When James says scalable, what he means, I believe, is that if you need to go from 10,000 users a day to 10,000,000 or more users a day, you can do so by putting in clusters of servers handling loads at different tiers. In the case of the banking application I worked on, this is elevant, because every Friday there are 10,000 people logged in simultaneously reading data from their bank accounts and it takes some planning to pull that off smoothly.

But I think James dismisses scripting languages a bit too quickly in calling them "prototyping" languages. If I can take an old crummy box that pales in comparison to my data center top-of-the-line machines, and get it to do a million database operations in less than 3 minutes, then just think about the implications of that.

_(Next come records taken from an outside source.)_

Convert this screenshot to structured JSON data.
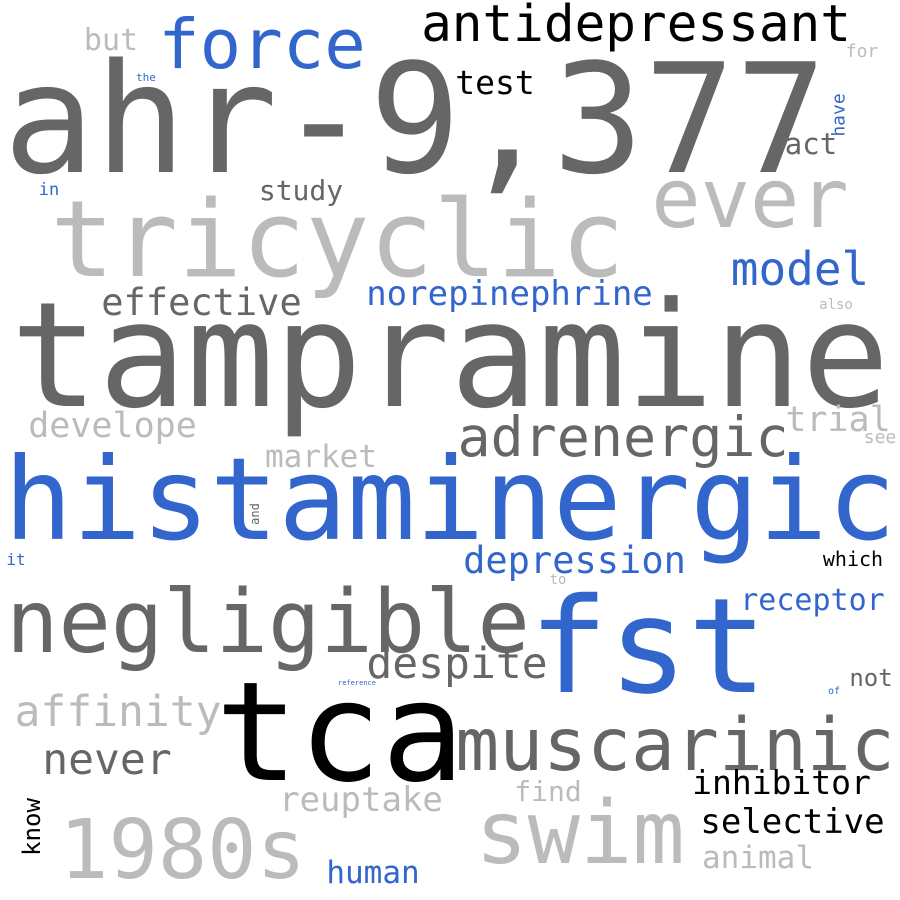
{
  "palette": {
    "dark": "#666666",
    "light": "#bbbbbb",
    "blue": "#3366cc",
    "black": "#000000"
  },
  "words": [
    {
      "id": "ahr",
      "text": "ahr-9,377",
      "color": "dark"
    },
    {
      "id": "tampramine",
      "text": "tampramine",
      "color": "dark"
    },
    {
      "id": "histaminergic",
      "text": "histaminergic",
      "color": "blue"
    },
    {
      "id": "tricyclic",
      "text": "tricyclic",
      "color": "light"
    },
    {
      "id": "tca",
      "text": "tca",
      "color": "black"
    },
    {
      "id": "fst",
      "text": "fst",
      "color": "blue"
    },
    {
      "id": "negligible",
      "text": "negligible",
      "color": "dark"
    },
    {
      "id": "muscarinic",
      "text": "muscarinic",
      "color": "dark"
    },
    {
      "id": "1980s",
      "text": "1980s",
      "color": "light"
    },
    {
      "id": "swim",
      "text": "swim",
      "color": "light"
    },
    {
      "id": "ever",
      "text": "ever",
      "color": "light"
    },
    {
      "id": "force",
      "text": "force",
      "color": "blue"
    },
    {
      "id": "antidepressant",
      "text": "antidepressant",
      "color": "black"
    },
    {
      "id": "adrenergic",
      "text": "adrenergic",
      "color": "dark"
    },
    {
      "id": "model",
      "text": "model",
      "color": "blue"
    },
    {
      "id": "despite",
      "text": "despite",
      "color": "dark"
    },
    {
      "id": "never",
      "text": "never",
      "color": "dark"
    },
    {
      "id": "affinity",
      "text": "affinity",
      "color": "light"
    },
    {
      "id": "effective",
      "text": "effective",
      "color": "dark"
    },
    {
      "id": "depression",
      "text": "depression",
      "color": "blue"
    },
    {
      "id": "norepinephrine",
      "text": "norepinephrine",
      "color": "blue"
    },
    {
      "id": "develope",
      "text": "develope",
      "color": "light"
    },
    {
      "id": "reuptake",
      "text": "reuptake",
      "color": "light"
    },
    {
      "id": "selective",
      "text": "selective",
      "color": "black"
    },
    {
      "id": "inhibitor",
      "text": "inhibitor",
      "color": "black"
    },
    {
      "id": "receptor",
      "text": "receptor",
      "color": "blue"
    },
    {
      "id": "trial",
      "text": "trial",
      "color": "light"
    },
    {
      "id": "market",
      "text": "market",
      "color": "light"
    },
    {
      "id": "test",
      "text": "test",
      "color": "black"
    },
    {
      "id": "study",
      "text": "study",
      "color": "dark"
    },
    {
      "id": "animal",
      "text": "animal",
      "color": "light"
    },
    {
      "id": "human",
      "text": "human",
      "color": "blue"
    },
    {
      "id": "act",
      "text": "act",
      "color": "dark"
    },
    {
      "id": "but",
      "text": "but",
      "color": "light"
    },
    {
      "id": "find",
      "text": "find",
      "color": "light"
    },
    {
      "id": "know",
      "text": "know",
      "color": "black"
    },
    {
      "id": "not",
      "text": "not",
      "color": "dark"
    },
    {
      "id": "which",
      "text": "which",
      "color": "black"
    },
    {
      "id": "have",
      "text": "have",
      "color": "blue"
    },
    {
      "id": "for",
      "text": "for",
      "color": "light"
    },
    {
      "id": "see",
      "text": "see",
      "color": "light"
    },
    {
      "id": "also",
      "text": "also",
      "color": "light"
    },
    {
      "id": "in",
      "text": "in",
      "color": "blue"
    },
    {
      "id": "it",
      "text": "it",
      "color": "blue"
    },
    {
      "id": "to",
      "text": "to",
      "color": "light"
    },
    {
      "id": "and",
      "text": "and",
      "color": "dark"
    },
    {
      "id": "the",
      "text": "the",
      "color": "blue"
    },
    {
      "id": "of",
      "text": "of",
      "color": "blue"
    },
    {
      "id": "reference",
      "text": "reference",
      "color": "blue"
    }
  ]
}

Over the course of a day, I think I can easily handle 1 million page views with database operations on a live box in a data center on a relatively cheap server. Just for fun, let's say that I do 1 million sales a day on my website at $1.00 each. That means that I could do $365 million in business on a cheap box in a data center over the course of the year. That isn't anything to sneeze at.

What would the code for that look like....well, for the most part exactly what I described for the 120-page scripting example above. It would display pages of dynamic data and have short action pages of inserts and updates to the database with a little text formatting thrown in.

What I take away from these examples and from years of experience is this: Most web software applications that need to be built today are squarely in the problem domain of a scripting language. Some applications are not, such as high transaction systems like stock exchanges and banking, but most of the time you don't have to worry about those scenarios. Understanding these principles and dilineations can be worth tens of thousands or millions of dollars to your business because they have an enormous effect on not only your costs but also your opportunities.

Although understanding these principles is important, you aren't out of the woods simply by knowing the differences between when to use a scripting language and when to use a language like Java. One problem area includes which scripting language to use: ASP, ASP 2.0, Ruby, Perl, PHP, Python, Cold Fusion, ..., etc. Other problem areas include whether to use frameworks or not, whether to use object-oriented features, which database to use and which features of that database to use, and how good your programmers are, because bad programmers can mess up any language or programming approach. Those questions and answers are out of the scope of this article but are also important to address.